In week 2 you offer a 20% discount and sell the shoes for $80 (80% of $100). Each pair will now earn you a profit of $30 ($80-$50).
With not too much extra effort you sell 15 pairs of shoes – 50% more than the week before. You’re delighted.
But then you do the maths. 15 pairs of shoes has earned you a profit of $450 (15*$30) which is $50 less than the $500 you earned the week before. You’ve gone backwards not forwards
Hmmm
You really need to earn $1,000 per week. So you decide in week 3 to discount the shoes by a further 10% and sell them for $70 a pair. This will earn you a profit of just $20 per pair but you hope that the shoes will just walk off the shelves at that price
Then you do the maths and realise that you are going to have to sell 50 pairs of shoes to earn $1,000.
You usually sell 10 pairs a week so 50 pairs is the equivalent of 5 weeks worth of customers. You realise that there’s no way that 50 customers are just going to swing by and purchase shoes. Nope. You’re going to have to do some extra advertising.
So you put together some marketing stuff that you hope will be good enough to attract 50 new customers. It cost you $100 to put together so now, groan, you have to cover the cost of that as well. That’s another five pairs of shoes to sell.

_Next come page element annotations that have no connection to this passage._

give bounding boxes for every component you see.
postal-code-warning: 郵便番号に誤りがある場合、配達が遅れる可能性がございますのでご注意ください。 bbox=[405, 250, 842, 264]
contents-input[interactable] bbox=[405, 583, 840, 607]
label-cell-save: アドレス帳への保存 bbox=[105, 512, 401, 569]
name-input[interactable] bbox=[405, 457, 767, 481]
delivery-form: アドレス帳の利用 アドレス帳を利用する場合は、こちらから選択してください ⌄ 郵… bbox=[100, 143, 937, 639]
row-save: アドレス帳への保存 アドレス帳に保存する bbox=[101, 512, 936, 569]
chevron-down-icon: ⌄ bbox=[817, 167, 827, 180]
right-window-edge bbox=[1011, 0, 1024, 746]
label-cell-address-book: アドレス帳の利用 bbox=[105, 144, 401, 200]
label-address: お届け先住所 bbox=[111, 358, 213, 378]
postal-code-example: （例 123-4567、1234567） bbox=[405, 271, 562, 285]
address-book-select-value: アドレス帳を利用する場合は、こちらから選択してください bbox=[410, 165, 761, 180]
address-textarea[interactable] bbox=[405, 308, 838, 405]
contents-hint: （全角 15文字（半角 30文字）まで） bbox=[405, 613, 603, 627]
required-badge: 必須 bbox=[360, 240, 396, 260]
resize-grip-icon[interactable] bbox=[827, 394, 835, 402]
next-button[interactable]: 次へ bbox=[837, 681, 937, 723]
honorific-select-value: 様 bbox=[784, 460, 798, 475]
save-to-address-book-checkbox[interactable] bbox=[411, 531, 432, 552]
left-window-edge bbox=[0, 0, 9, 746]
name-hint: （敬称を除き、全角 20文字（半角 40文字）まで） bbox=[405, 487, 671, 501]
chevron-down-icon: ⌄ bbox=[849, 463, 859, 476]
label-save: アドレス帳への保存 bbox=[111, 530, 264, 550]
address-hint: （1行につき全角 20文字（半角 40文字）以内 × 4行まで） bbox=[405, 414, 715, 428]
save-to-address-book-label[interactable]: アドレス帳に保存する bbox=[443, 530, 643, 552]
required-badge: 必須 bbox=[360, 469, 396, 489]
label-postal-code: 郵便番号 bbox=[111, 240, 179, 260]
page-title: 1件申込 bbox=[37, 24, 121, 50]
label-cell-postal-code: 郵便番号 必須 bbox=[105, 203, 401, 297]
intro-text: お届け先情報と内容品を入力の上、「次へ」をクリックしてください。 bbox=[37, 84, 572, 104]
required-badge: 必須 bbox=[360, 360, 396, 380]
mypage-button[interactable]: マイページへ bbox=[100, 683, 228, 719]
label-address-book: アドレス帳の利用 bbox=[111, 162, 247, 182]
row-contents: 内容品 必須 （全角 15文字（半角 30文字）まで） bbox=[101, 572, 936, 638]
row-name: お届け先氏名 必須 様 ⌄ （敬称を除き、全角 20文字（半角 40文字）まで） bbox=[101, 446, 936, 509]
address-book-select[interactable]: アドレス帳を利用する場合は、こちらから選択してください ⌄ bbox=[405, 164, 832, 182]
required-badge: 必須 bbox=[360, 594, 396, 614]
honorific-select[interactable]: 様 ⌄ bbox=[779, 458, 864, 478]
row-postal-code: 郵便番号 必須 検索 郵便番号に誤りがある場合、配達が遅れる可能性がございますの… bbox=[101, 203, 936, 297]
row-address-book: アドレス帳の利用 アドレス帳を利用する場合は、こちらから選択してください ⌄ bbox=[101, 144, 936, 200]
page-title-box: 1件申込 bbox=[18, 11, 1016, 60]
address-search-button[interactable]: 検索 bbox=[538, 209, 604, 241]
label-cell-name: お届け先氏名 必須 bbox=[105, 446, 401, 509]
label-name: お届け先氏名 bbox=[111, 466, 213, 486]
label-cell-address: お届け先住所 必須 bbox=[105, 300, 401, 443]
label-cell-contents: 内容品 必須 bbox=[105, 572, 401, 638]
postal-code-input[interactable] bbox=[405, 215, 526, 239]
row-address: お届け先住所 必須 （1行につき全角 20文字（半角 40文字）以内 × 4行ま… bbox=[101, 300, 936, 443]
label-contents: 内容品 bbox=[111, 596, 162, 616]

You hold your breath until the end of week 3. The shoes are on sale at $70 per pair, the store is busy and the till is ringing.
Sunday night you add up the takings. There’s $1750 in the till. That means you sold a massive 25 pairs of shoes.
It’s good, but it’s not good enough!
The profit on the shoes is $500 (25* $20) which is, yes, right back where you started in week 1 when you sold 10 pairs at full price.
Except you didn’t even make $500 in week 3. Remember you had to pay $100 to attract the extra customers. You actually made just $400.
So at the end of your discounting experiment you sold your shoes at a 30% off, sold 150% more than in a usual week, and you earned less money.
That’s why discounts don’t work.
Yes, there are occasions when discounts work, and if you are overstocked and need to get rid of stuff at any price, discounting will get it moving.
But before you embark on any discounting strategy, do the maths.